When I am in love with what I do, I wake up at two in the morning with ideas running through my head. I work late without even considering leaving, because I want to get this next thing done now, not later. I skip lunches, or eat them at my desk, brain completely focused on the task.
In other words, I always give my job 50% of what I am capable of. Sometimes I manage to pull 110% out of my butt. . . And that never happens because of fear, or stress, or "motivation" .. . But only because I am loving what I am doing right then.
I feel some luck that, though I work for a huge soulless company, I have some enthusiasm for most of my job. But I still oscillate between those two extremes, depending on what I am doing today / this week / this month, and how I am treated by my bosses and co-workers.
To me, it's proof that I am on the right career track, and in the wrong job.
dawnwolf on Jan. 8, 2007 4:40 PM — Ah
But when you are running a convention, you make commitments to people. Those are obligations - but they're obligations you're taking on out of your desire to run the convention.
I also get what you mean about corporate job descriptions and that hiring process. But then, that's why I held out for the non-profit, or for-profit-but-for-a-cause, type of work. I also suffered long and hard before I found my fit. Because I don't give a goodly damn about the corporate machine, either - of course, I'm mostly a Socialist, so my attitude is a rather predictable outcome of that philosophy.
overthesun on Jan. 8, 2007 12:08 AM — Glaah
I have been there. . . In fact, every time I have job hunted in metro Detroit, I have gotten there.
In Vermont it was different. Big companies were rare. Most job postings were from small companies. And the jobs they outlined were fit for a human. The best rule of thumb I can find is: Did you deal with H.R. for the first interview? Iffy at best. For the second interview? Run.
If your interviews were conducted by someone in the department, or even better, your expected supervisor. . . Then you might be in a good position. And, amusingly, you can read through the classifieds, and pick those out. They are the ones that don't look razor-line professional. Means the boss wrote it, perhaps it was approved by someone, and it was posted.
So, yeah. You are right. See if you can skip the "professional" job listings. Get a job with a human. You will like the interviews better, the people better, and the work better.
Hopefully.
palindromeg33k on Jan. 8, 2007 8:37 PM
Matt, this post is the most eloquently phrased expression of something i've been saying for years that i've ever read.

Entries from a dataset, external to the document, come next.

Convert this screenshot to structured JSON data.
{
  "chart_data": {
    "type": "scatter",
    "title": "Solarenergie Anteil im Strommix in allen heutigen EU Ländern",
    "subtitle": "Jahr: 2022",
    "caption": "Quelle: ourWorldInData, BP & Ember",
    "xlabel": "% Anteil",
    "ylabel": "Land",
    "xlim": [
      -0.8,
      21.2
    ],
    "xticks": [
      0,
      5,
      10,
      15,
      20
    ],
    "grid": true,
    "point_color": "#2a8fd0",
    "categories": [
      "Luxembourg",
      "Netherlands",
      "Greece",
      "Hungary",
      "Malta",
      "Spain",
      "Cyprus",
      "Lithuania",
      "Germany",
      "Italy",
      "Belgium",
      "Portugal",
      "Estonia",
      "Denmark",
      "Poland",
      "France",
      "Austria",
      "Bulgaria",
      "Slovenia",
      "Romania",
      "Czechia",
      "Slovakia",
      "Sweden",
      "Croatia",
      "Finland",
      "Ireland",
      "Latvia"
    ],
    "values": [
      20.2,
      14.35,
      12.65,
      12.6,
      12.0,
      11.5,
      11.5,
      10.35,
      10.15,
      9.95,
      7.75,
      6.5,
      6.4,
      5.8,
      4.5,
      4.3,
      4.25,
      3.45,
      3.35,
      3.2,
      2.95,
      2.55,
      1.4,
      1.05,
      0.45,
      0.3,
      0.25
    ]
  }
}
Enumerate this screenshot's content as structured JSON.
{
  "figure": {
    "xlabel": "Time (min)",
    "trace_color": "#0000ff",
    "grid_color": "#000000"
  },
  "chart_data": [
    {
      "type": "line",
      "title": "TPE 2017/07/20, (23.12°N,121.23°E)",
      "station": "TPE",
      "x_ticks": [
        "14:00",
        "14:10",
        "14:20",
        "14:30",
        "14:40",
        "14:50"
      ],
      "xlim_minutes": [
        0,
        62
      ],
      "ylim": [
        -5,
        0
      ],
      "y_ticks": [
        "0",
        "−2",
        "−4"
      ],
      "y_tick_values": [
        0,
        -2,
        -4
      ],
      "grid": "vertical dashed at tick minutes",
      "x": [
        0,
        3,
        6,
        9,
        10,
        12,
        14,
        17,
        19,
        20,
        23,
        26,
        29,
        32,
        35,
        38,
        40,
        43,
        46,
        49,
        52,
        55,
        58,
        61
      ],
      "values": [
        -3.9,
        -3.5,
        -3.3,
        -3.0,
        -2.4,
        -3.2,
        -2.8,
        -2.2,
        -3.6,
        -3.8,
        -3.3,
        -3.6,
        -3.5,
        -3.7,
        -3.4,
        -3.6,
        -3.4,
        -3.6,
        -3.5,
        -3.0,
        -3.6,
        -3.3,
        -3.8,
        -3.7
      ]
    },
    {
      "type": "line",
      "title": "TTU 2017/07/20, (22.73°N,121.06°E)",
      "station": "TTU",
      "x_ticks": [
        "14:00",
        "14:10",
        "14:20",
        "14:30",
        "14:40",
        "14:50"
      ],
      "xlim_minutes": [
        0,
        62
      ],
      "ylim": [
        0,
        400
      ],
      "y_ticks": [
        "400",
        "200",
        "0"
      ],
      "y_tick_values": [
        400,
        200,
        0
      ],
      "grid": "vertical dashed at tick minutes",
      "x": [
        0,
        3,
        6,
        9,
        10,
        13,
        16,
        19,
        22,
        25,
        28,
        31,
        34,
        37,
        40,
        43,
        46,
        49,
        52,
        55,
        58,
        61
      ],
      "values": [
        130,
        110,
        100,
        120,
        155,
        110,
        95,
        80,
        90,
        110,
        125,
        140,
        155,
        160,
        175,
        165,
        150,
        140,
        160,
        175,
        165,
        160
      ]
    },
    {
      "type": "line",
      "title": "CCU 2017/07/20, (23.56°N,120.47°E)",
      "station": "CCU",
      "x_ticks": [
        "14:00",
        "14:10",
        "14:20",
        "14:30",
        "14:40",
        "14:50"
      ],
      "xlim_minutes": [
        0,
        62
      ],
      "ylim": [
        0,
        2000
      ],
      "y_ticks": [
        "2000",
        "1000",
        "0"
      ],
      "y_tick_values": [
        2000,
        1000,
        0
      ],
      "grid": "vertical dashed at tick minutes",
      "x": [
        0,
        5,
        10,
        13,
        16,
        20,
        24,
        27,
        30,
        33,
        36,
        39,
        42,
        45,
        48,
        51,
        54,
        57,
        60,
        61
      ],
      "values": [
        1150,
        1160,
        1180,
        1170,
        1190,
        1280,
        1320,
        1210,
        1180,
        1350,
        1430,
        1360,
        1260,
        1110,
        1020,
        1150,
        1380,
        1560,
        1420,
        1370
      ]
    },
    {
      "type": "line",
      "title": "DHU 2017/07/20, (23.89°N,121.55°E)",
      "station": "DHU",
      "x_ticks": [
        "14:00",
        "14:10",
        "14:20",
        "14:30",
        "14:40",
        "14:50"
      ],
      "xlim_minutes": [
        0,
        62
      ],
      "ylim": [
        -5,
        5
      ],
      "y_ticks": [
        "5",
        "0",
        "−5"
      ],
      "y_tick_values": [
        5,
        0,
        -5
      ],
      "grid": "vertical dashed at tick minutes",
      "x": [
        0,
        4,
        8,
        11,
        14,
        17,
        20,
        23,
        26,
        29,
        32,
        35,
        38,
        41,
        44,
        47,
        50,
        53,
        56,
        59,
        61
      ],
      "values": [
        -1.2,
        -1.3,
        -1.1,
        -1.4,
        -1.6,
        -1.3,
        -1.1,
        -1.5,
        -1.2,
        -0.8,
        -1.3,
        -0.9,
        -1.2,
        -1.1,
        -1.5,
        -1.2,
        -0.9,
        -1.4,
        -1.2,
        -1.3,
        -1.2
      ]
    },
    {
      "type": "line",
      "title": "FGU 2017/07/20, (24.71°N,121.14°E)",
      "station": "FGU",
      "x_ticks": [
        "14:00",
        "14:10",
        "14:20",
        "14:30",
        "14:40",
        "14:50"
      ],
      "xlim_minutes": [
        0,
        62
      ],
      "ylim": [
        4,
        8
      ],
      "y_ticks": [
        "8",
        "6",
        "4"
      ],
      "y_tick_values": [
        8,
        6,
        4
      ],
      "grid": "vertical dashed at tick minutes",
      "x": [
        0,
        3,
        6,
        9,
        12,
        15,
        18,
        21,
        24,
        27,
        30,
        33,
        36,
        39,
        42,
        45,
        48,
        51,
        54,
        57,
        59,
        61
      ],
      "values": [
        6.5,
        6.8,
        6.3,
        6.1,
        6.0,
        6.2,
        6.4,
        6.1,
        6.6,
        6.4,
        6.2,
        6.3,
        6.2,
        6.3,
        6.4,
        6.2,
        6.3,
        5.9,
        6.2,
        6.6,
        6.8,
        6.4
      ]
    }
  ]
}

Working for just such an employer as those you spoke of, i can tell you with certainly that Speedway Superamerica LLC genuinely expects its employees to care about the welfare and profitability of the company, and they very frequently allow this expectation to warp the way they treat people in negative ways. I have many boring and exhaustive opinions on this subject, but no one wants to hear them, so i will desist at that.
eternalmaiden on Jan. 10, 2007 7:43 PM
I share most of your opinions, but very little of the venom. I hate begging for work that I know I'll hate in six months.